Siendo muy niña tuvo la primera pesadilla; quizá las amenazas del hombre del saco fueron la causa de que soñara con él, que la raptaba, la ataba y le restregaba cosas horribles por la cara para desfigurarla y que, nunca más, pudera ser reconocida por sus padres. Y es curioso eso de la desfiguración, porque el tema de otras pesadillas de su infancia consistía en que los desfigurados hasta la monstruosidad eran sus padres a los que, pese a todo, siempre reconocía. En unos sueños eran monstruos de una manera (tiburones) y en otros, de otra (humanoides con cabeza de grizzly). Primero el padre, luego, con horror, la madre y finalmente los hermanos se metamorfoseaban en seres de los que sencillamente había que huir. La casa, el escenario siempre de estos sueños, se inundaba de agua fría e inhóspita sobre la que flotaban los objetos cotidianos desvencijados e inútiles.
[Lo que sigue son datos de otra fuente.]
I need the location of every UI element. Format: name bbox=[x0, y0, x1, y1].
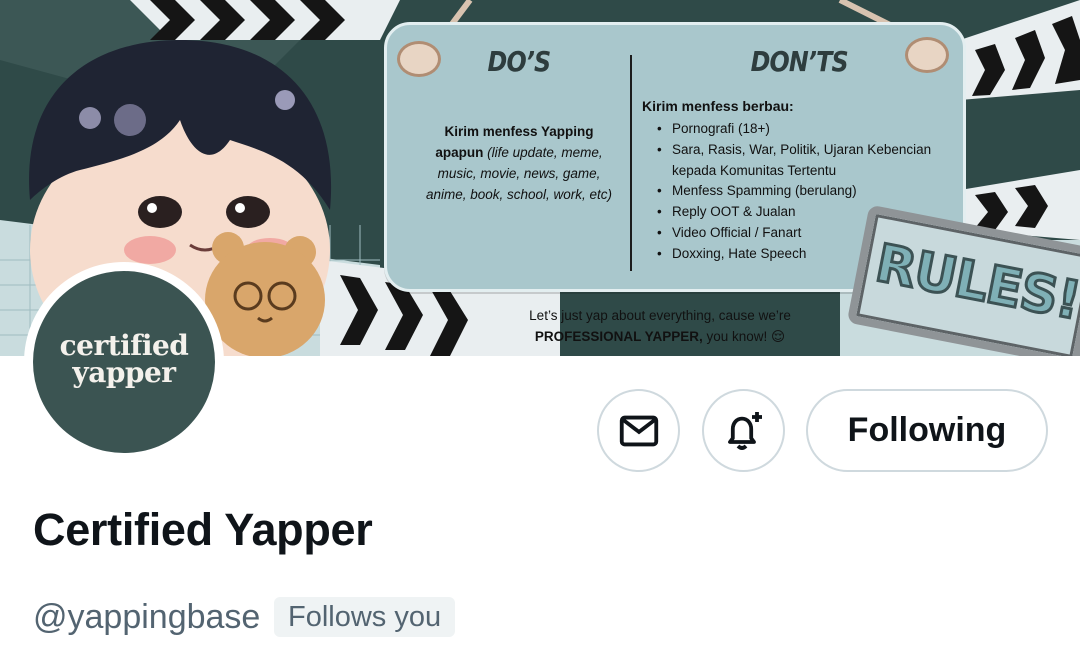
profile-handle: @yappingbase bbox=[33, 598, 261, 636]
donts-item: Sara, Rasis, War, Politik, Ujaran Kebenc… bbox=[655, 140, 970, 182]
avatar[interactable]: certified yapper bbox=[33, 271, 215, 453]
follows-you-badge: Follows you bbox=[274, 597, 456, 637]
donts-title: Kirim menfess berbau: bbox=[642, 98, 794, 114]
following-button[interactable]: Following bbox=[806, 389, 1048, 472]
rope-knot-icon bbox=[397, 41, 441, 77]
rope-knot-icon bbox=[905, 37, 949, 73]
banner-tagline: Let’s just yap about everything, cause w… bbox=[480, 305, 840, 347]
tagline-rest: you know! 😌 bbox=[706, 329, 786, 344]
teddy-bear bbox=[205, 232, 325, 356]
envelope-icon bbox=[619, 415, 658, 446]
tagline-line1: Let’s just yap about everything, cause w… bbox=[529, 308, 791, 323]
profile-display-name: Certified Yapper bbox=[33, 504, 373, 555]
donts-item: Pornografi (18+) bbox=[655, 119, 970, 140]
donts-heading: DON’TS bbox=[750, 45, 849, 78]
donts-item: Menfess Spamming (berulang) bbox=[655, 181, 970, 202]
rules-sign-text: RULES! bbox=[869, 232, 1080, 333]
notifications-button[interactable] bbox=[702, 389, 785, 472]
bell-plus-icon bbox=[727, 411, 762, 450]
avatar-text-line2: yapper bbox=[72, 356, 176, 389]
dos-text: Kirim menfess Yapping apapun (life updat… bbox=[421, 121, 617, 205]
dos-heading: DO’S bbox=[487, 45, 552, 78]
message-button[interactable] bbox=[597, 389, 680, 472]
board-divider bbox=[630, 55, 632, 271]
avatar-text-line1: certified bbox=[59, 329, 189, 362]
tagline-bold: PROFESSIONAL YAPPER, bbox=[534, 329, 703, 344]
tagline-line2: PROFESSIONAL YAPPER, you know! 😌 bbox=[480, 326, 840, 347]
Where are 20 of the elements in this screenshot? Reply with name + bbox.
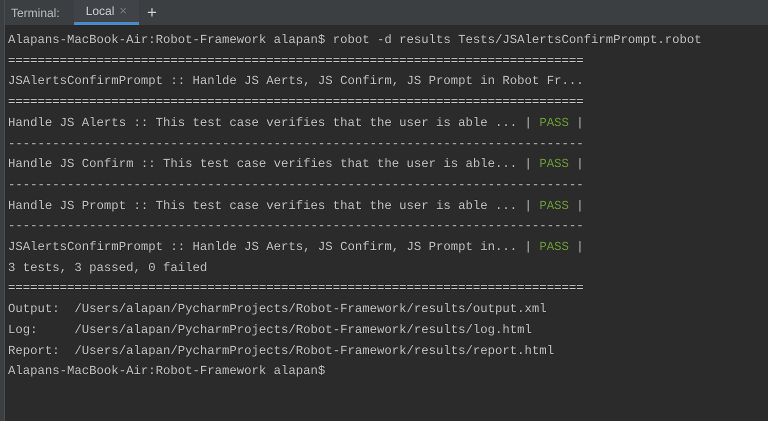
test-result-line: Handle JS Alerts :: This test case verifies that the user is able ... | PASS | <box>8 114 585 132</box>
output-line: JSAlertsConfirmPrompt :: Hanlde JS Aerts, JS Confirm, JS Prompt in Robot Fr... <box>8 73 585 90</box>
separator-line: ============================================================================== <box>8 52 585 70</box>
terminal-label: Terminal: <box>11 4 60 22</box>
output-line: Log: /Users/alapan/PycharmProjects/Robot-Framework/results/log.html <box>8 322 533 339</box>
output-line: Report: /Users/alapan/PycharmProjects/Robot-Framework/results/report.html <box>8 342 556 360</box>
test-result-line: JSAlertsConfirmPrompt :: Hanlde JS Aerts, JS Confirm, JS Prompt in... | PASS | <box>8 239 585 256</box>
terminal-tab[interactable]: Local × <box>74 0 139 25</box>
separator-line: ============================================================================== <box>8 280 585 298</box>
separator-line: ------------------------------------------------------------------------------ <box>8 136 585 153</box>
test-result-line: Handle JS Prompt :: This test case verifies that the user is able ... | PASS | <box>8 198 585 215</box>
separator-line: ------------------------------------------------------------------------------ <box>8 176 585 194</box>
separator-line: ------------------------------------------------------------------------------ <box>8 218 585 236</box>
output-line: Output: /Users/alapan/PycharmProjects/Robot-Framework/results/output.xml <box>8 301 548 318</box>
new-tab-button[interactable]: + <box>138 4 165 21</box>
test-result-line: Handle JS Confirm :: This test case verifies that the user is able... | PASS | <box>8 156 585 174</box>
separator-line: ============================================================================== <box>8 94 585 112</box>
output-line: Alapans-MacBook-Air:Robot-Framework alapan$ robot -d results Tests/JSAlertsConfirmPrompt.robot <box>8 32 703 49</box>
output-line: Alapans-MacBook-Air:Robot-Framework alapan$ <box>8 363 326 380</box>
output-line: 3 tests, 3 passed, 0 failed <box>8 260 208 277</box>
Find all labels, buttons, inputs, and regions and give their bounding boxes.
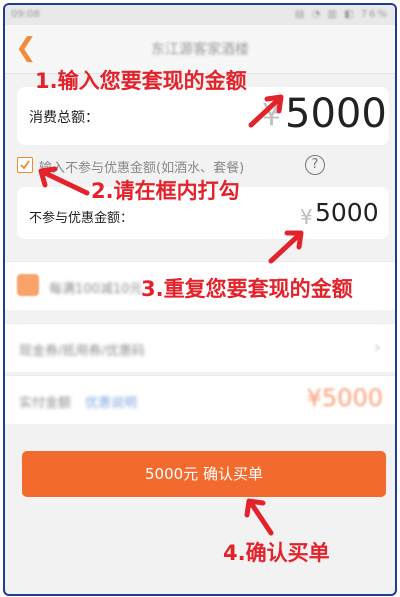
pay-note-link[interactable]: 优惠说明 (85, 392, 137, 411)
promo-text: 每满100减10元 (49, 282, 143, 297)
annotation-step3: 3.重复您要套现的金额 (141, 277, 353, 301)
pay-label: 实付金额 (19, 396, 72, 411)
confirm-pay-button[interactable]: 5000元 确认买单 (22, 451, 386, 497)
red-arrow-icon (248, 94, 284, 128)
status-time: 09:08 (11, 9, 40, 20)
pay-amount: ¥5000 (306, 384, 383, 412)
red-arrow-icon (244, 498, 274, 536)
total-amount-field[interactable]: 消费总额： ¥ 5000 (17, 87, 389, 145)
status-bar: 09:08 ▤ ◔ ▥ ◧ 76% (5, 5, 395, 25)
status-icons: ▤ ◔ ▥ ◧ 76% (294, 9, 389, 20)
exclude-amount-label: 不参与优惠金额： (29, 211, 134, 226)
red-arrow-icon (268, 230, 304, 264)
coupon-row[interactable]: 现金券/抵用券/优惠码 › (5, 323, 395, 372)
phone-frame: 09:08 ▤ ◔ ▥ ◧ 76% ❮ 东江源客家酒楼 消费总额： ¥ 5000… (3, 3, 397, 596)
coupon-text: 现金券/抵用券/优惠码 (19, 344, 145, 359)
help-icon[interactable]: ? (305, 155, 325, 175)
exclude-amount-value[interactable]: 5000 (315, 198, 379, 227)
checkmark-icon (20, 160, 30, 170)
discount-icon (17, 274, 39, 296)
annotation-step4: 4.确认买单 (223, 541, 330, 565)
annotation-step2: 2.请在框内打勾 (91, 179, 240, 203)
exclude-checkbox[interactable] (17, 157, 33, 173)
total-amount-value[interactable]: 5000 (285, 91, 387, 137)
annotation-step1: 1.输入您要套现的金额 (35, 69, 247, 93)
chevron-right-icon: › (373, 337, 381, 358)
total-amount-label: 消费总额： (29, 110, 99, 126)
exclude-currency-symbol: ¥ (300, 205, 313, 229)
page-title: 东江源客家酒楼 (151, 42, 249, 58)
red-arrow-icon (38, 166, 90, 196)
pay-row: 实付金额 优惠说明 ¥5000 (5, 375, 395, 424)
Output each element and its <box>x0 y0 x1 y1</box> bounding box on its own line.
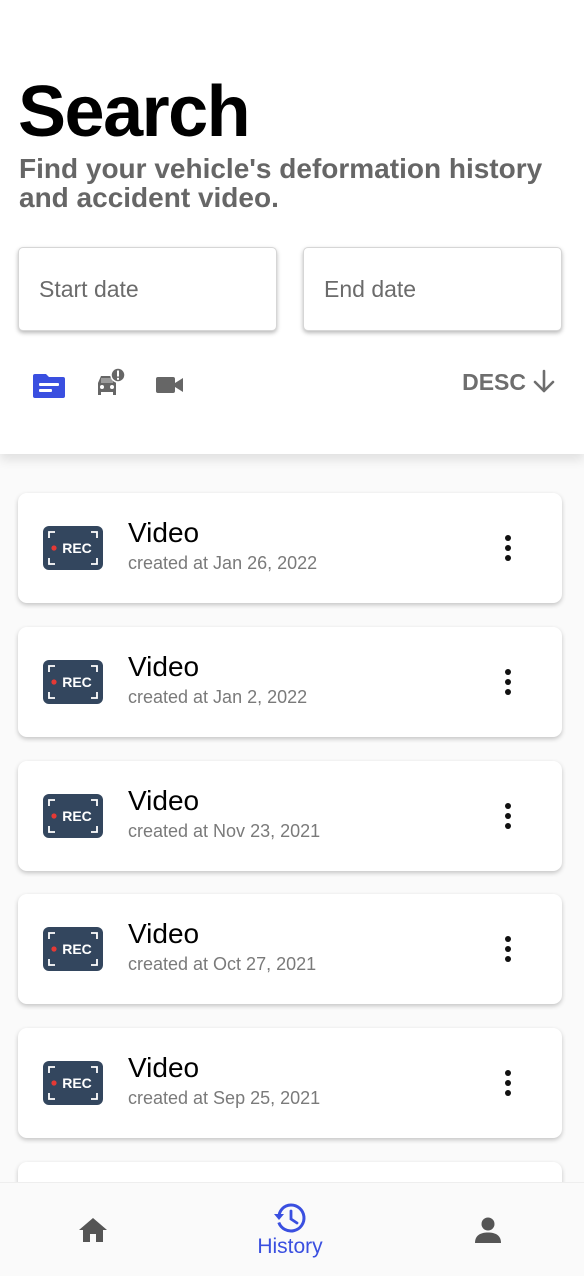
end-date-field[interactable] <box>303 247 562 331</box>
item-title: Video <box>128 517 200 548</box>
item-date: created at Jan 26, 2022 <box>128 553 318 573</box>
person-icon <box>475 1217 501 1243</box>
more-options-button[interactable] <box>494 662 522 702</box>
more-options-button[interactable] <box>494 796 522 836</box>
list-item[interactable]: REC Video created at Jan 26, 2022 <box>18 493 562 603</box>
more-vertical-icon <box>505 803 511 829</box>
list-item[interactable]: REC Video created at Oct 27, 2021 <box>18 894 562 1004</box>
item-title: Video <box>128 918 200 949</box>
end-date-input[interactable] <box>304 248 561 330</box>
filter-video-button[interactable] <box>152 367 188 403</box>
bottom-navigation: History <box>0 1182 584 1276</box>
svg-text:REC: REC <box>62 540 92 556</box>
item-title: Video <box>128 785 200 816</box>
item-date: created at Nov 23, 2021 <box>128 821 321 841</box>
more-vertical-icon <box>505 936 511 962</box>
rec-video-icon: REC <box>43 794 103 838</box>
document-icon <box>33 374 65 398</box>
start-date-field[interactable] <box>18 247 277 331</box>
list-item-partial[interactable] <box>18 1162 562 1182</box>
history-icon <box>274 1202 306 1232</box>
sort-label: DESC <box>462 368 526 395</box>
page-title: Search <box>18 72 251 152</box>
item-date: created at Jan 2, 2022 <box>128 687 308 707</box>
list-item[interactable]: REC Video created at Sep 25, 2021 <box>18 1028 562 1138</box>
video-camera-icon <box>156 377 183 393</box>
list-item[interactable]: REC Video created at Nov 23, 2021 <box>18 761 562 871</box>
page-subtitle: Find your vehicle's deformation history … <box>19 153 543 213</box>
nav-profile[interactable] <box>448 1183 528 1276</box>
more-options-button[interactable] <box>494 1063 522 1103</box>
list-item[interactable]: REC Video created at Jan 2, 2022 <box>18 627 562 737</box>
item-date: created at Oct 27, 2021 <box>128 954 317 974</box>
svg-text:REC: REC <box>62 1075 92 1091</box>
car-alert-icon <box>98 368 126 395</box>
more-options-button[interactable] <box>494 929 522 969</box>
search-header: Search Find your vehicle's deformation h… <box>0 0 584 454</box>
rec-video-icon: REC <box>43 526 103 570</box>
rec-video-icon: REC <box>43 1061 103 1105</box>
filter-all-button[interactable] <box>31 367 67 403</box>
nav-history-label: History <box>257 1234 323 1258</box>
nav-history[interactable]: History <box>240 1183 340 1276</box>
svg-text:REC: REC <box>62 808 92 824</box>
item-date: created at Sep 25, 2021 <box>128 1088 321 1108</box>
filter-accident-button[interactable] <box>92 367 128 403</box>
more-vertical-icon <box>505 1070 511 1096</box>
svg-text:REC: REC <box>62 674 92 690</box>
sort-toggle[interactable]: DESC <box>462 368 558 396</box>
more-vertical-icon <box>505 669 511 695</box>
item-title: Video <box>128 1052 200 1083</box>
more-vertical-icon <box>505 535 511 561</box>
start-date-input[interactable] <box>19 248 276 330</box>
more-options-button[interactable] <box>494 528 522 568</box>
nav-home[interactable] <box>53 1183 133 1276</box>
history-list[interactable]: REC Video created at Jan 26, 2022 REC Vi… <box>0 454 584 1182</box>
rec-video-icon: REC <box>43 660 103 704</box>
svg-text:REC: REC <box>62 941 92 957</box>
rec-video-icon: REC <box>43 927 103 971</box>
home-icon <box>79 1218 107 1242</box>
arrow-down-icon <box>533 369 555 393</box>
item-title: Video <box>128 651 200 682</box>
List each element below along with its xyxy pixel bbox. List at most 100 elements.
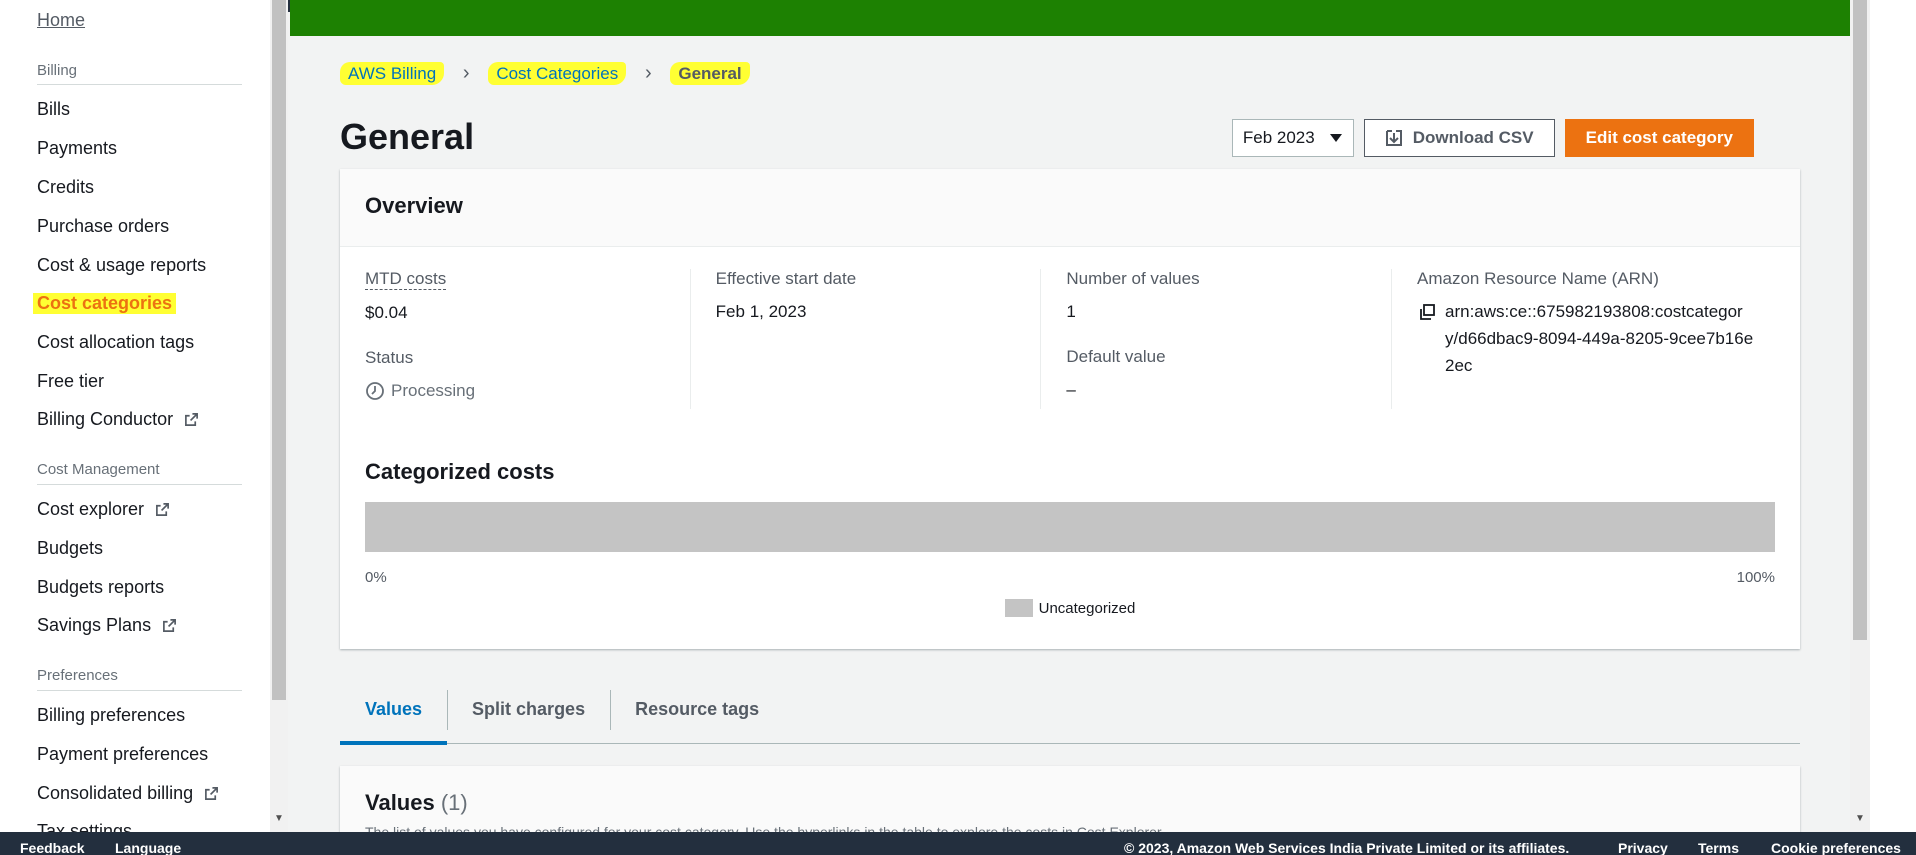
sidebar-item-payments[interactable]: Payments bbox=[37, 138, 117, 159]
legend-swatch bbox=[1004, 599, 1033, 617]
sidebar-item-budgets-reports[interactable]: Budgets reports bbox=[37, 577, 164, 598]
overview-column: Amazon Resource Name (ARN) arn:aws:ce::6… bbox=[1392, 269, 1775, 409]
page-title: General bbox=[340, 116, 475, 157]
scroll-down-arrow-icon[interactable]: ▼ bbox=[274, 813, 284, 824]
download-csv-label: Download CSV bbox=[1412, 128, 1534, 147]
overview-columns: MTD costs $0.04 Status Processing Effect… bbox=[365, 269, 1775, 409]
copyright-text: © 2023, Amazon Web Services India Privat… bbox=[1124, 840, 1570, 855]
sidebar-item-cost-usage-reports[interactable]: Cost & usage reports bbox=[37, 255, 206, 276]
external-link-icon bbox=[205, 787, 219, 800]
caret-down-icon bbox=[1329, 134, 1342, 142]
default-value-label: Default value bbox=[1066, 347, 1166, 366]
external-link-icon bbox=[185, 413, 199, 426]
sidebar-item-billing-conductor[interactable]: Billing Conductor bbox=[37, 409, 199, 430]
download-csv-button[interactable]: Download CSV bbox=[1363, 119, 1555, 157]
values-title: Values (1) bbox=[365, 790, 1775, 816]
sidebar-scrollbar[interactable]: ▼ bbox=[270, 0, 288, 832]
sidebar-item-label: Consolidated billing bbox=[37, 783, 194, 803]
scrollbar-thumb[interactable] bbox=[272, 0, 286, 700]
uncategorized-bar[interactable] bbox=[365, 502, 1775, 552]
terms-link[interactable]: Terms bbox=[1698, 840, 1739, 855]
sidebar-item-budgets[interactable]: Budgets bbox=[37, 538, 103, 559]
sidebar-item-consolidated-billing[interactable]: Consolidated billing bbox=[37, 783, 219, 804]
start-date-label: Effective start date bbox=[715, 269, 857, 288]
right-gutter bbox=[1870, 0, 1916, 832]
sidebar-item-label: Billing Conductor bbox=[37, 409, 174, 429]
scrollbar-thumb[interactable] bbox=[1853, 0, 1867, 640]
sidebar-divider bbox=[37, 484, 242, 485]
chevron-right-icon: › bbox=[462, 62, 470, 84]
status-text: Processing bbox=[391, 381, 476, 400]
sidebar-item-cost-allocation-tags[interactable]: Cost allocation tags bbox=[37, 332, 194, 353]
external-link-icon bbox=[156, 503, 170, 516]
sidebar-item-label: Cost explorer bbox=[37, 499, 145, 519]
external-link-icon bbox=[163, 619, 177, 632]
clock-icon bbox=[366, 381, 384, 400]
sidebar-item-credits[interactable]: Credits bbox=[37, 177, 94, 198]
sidebar-section-cost-management: Cost Management bbox=[37, 461, 160, 478]
sidebar-item-purchase-orders[interactable]: Purchase orders bbox=[37, 216, 169, 237]
sidebar-item-tax-settings[interactable]: Tax settings bbox=[37, 821, 132, 832]
sidebar-item-billing-preferences[interactable]: Billing preferences bbox=[37, 705, 185, 726]
sidebar-home-link[interactable]: Home bbox=[37, 10, 85, 31]
console-footer: Feedback Language © 2023, Amazon Web Ser… bbox=[0, 832, 1916, 855]
overview-title: Overview bbox=[340, 169, 1800, 247]
categorized-costs-title: Categorized costs bbox=[365, 459, 555, 484]
month-select[interactable]: Feb 2023 bbox=[1231, 119, 1354, 157]
sidebar-nav: Home Billing Bills Payments Credits Purc… bbox=[0, 0, 270, 832]
sidebar-item-cost-categories[interactable]: Cost categories bbox=[33, 293, 177, 314]
tab-values[interactable]: Values bbox=[340, 676, 448, 745]
tab-split-charges[interactable]: Split charges bbox=[447, 676, 610, 743]
edit-cost-category-button[interactable]: Edit cost category bbox=[1564, 119, 1754, 157]
chart-legend: Uncategorized bbox=[340, 599, 1800, 617]
chevron-right-icon: › bbox=[644, 62, 652, 84]
success-banner bbox=[290, 0, 1850, 36]
arn-text: arn:aws:ce::675982193808:costcategory/d6… bbox=[1445, 302, 1754, 375]
status-label: Status bbox=[365, 348, 414, 367]
main-content: AWS Billing › Cost Categories › General … bbox=[290, 36, 1850, 846]
sidebar-divider bbox=[37, 84, 242, 85]
sidebar-item-free-tier[interactable]: Free tier bbox=[37, 371, 104, 392]
tabs: Values Split charges Resource tags bbox=[340, 676, 1800, 745]
sidebar-item-payment-preferences[interactable]: Payment preferences bbox=[37, 744, 208, 765]
sidebar-item-cost-explorer[interactable]: Cost explorer bbox=[37, 499, 170, 520]
scroll-down-arrow-icon[interactable]: ▼ bbox=[1855, 813, 1865, 824]
mtd-costs-label[interactable]: MTD costs bbox=[365, 269, 447, 290]
arn-label: Amazon Resource Name (ARN) bbox=[1417, 269, 1659, 288]
mtd-costs-value: $0.04 bbox=[365, 303, 408, 322]
feedback-link[interactable]: Feedback bbox=[20, 840, 85, 855]
sidebar-item-savings-plans[interactable]: Savings Plans bbox=[37, 615, 177, 636]
status-value: Processing bbox=[365, 377, 670, 404]
download-icon bbox=[1385, 130, 1402, 146]
bar-max-label: 100% bbox=[1736, 569, 1775, 586]
breadcrumb-aws-billing[interactable]: AWS Billing bbox=[348, 64, 436, 83]
number-of-values-value: 1 bbox=[1066, 302, 1076, 321]
overview-column: Number of values 1 Default value – bbox=[1041, 269, 1393, 409]
main-scrollbar[interactable]: ▼ bbox=[1850, 0, 1870, 832]
overview-card: Overview MTD costs $0.04 Status Processi… bbox=[340, 169, 1800, 649]
arn-value: arn:aws:ce::675982193808:costcategory/d6… bbox=[1417, 298, 1755, 379]
privacy-link[interactable]: Privacy bbox=[1618, 840, 1668, 855]
default-value-value: – bbox=[1066, 380, 1076, 399]
tab-resource-tags[interactable]: Resource tags bbox=[610, 676, 784, 743]
breadcrumb-cost-categories[interactable]: Cost Categories bbox=[496, 64, 618, 83]
cookie-preferences-link[interactable]: Cookie preferences bbox=[1771, 840, 1901, 855]
language-link[interactable]: Language bbox=[115, 840, 181, 855]
sidebar-section-preferences: Preferences bbox=[37, 667, 118, 684]
header-actions: Feb 2023 Download CSV Edit cost category bbox=[1231, 119, 1754, 157]
month-select-value: Feb 2023 bbox=[1242, 128, 1315, 147]
legend-label: Uncategorized bbox=[1038, 599, 1136, 617]
sidebar-section-billing: Billing bbox=[37, 62, 78, 79]
values-count: (1) bbox=[440, 790, 468, 815]
copy-icon[interactable] bbox=[1417, 302, 1437, 322]
overview-column: MTD costs $0.04 Status Processing bbox=[365, 269, 691, 409]
start-date-value: Feb 1, 2023 bbox=[715, 302, 807, 321]
sidebar-divider bbox=[37, 690, 242, 691]
breadcrumb-current: General bbox=[678, 64, 742, 83]
overview-column: Effective start date Feb 1, 2023 bbox=[691, 269, 1042, 409]
values-title-text: Values bbox=[365, 790, 435, 815]
sidebar-item-bills[interactable]: Bills bbox=[37, 99, 70, 120]
bar-min-label: 0% bbox=[365, 569, 387, 586]
number-of-values-label: Number of values bbox=[1066, 269, 1200, 288]
sidebar-item-label: Savings Plans bbox=[37, 615, 152, 635]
De más mayor soñó una temporada con las casas de su vida y, en todas ellas, aparecían puertas, corredores, huecos, reductos ignorados y ocultos por un murete, un biombo, o una cortina pesada y finalmente descubiertos por los que se llegaba a una habitación, una azotea, un sótano que eran acogedores dormitorios que ella reconocía como pertenecientes a una mujer muerta y, a la vez, como propios. También el paisaje de su vida en sueños se rodeaba de unos otros extraños. Cuando vio La Reina Anónima, le hizo mucha gracia a la que durante muchos años fue la reina de los mares ver que un desconocido contaba una historia parecida a la suya. Por entonces le hacían gracia estas cosas.
De más mayor aún, sus sueños tenían continuación, como las teleseries. Y esto también le hacía gracia. Por esta época empezó a pensar en que esos sueños de monstruos de la infancia tenían que ver con el miedo a la muerte (y aún más a la vejez y el deterioro que nos vuelven otros distintos a los que fuimos). También comenzó a preguntarse sobre qué otra dimensión (más allá del temor) tendrían los sueños de la habitación de la mujer muerta.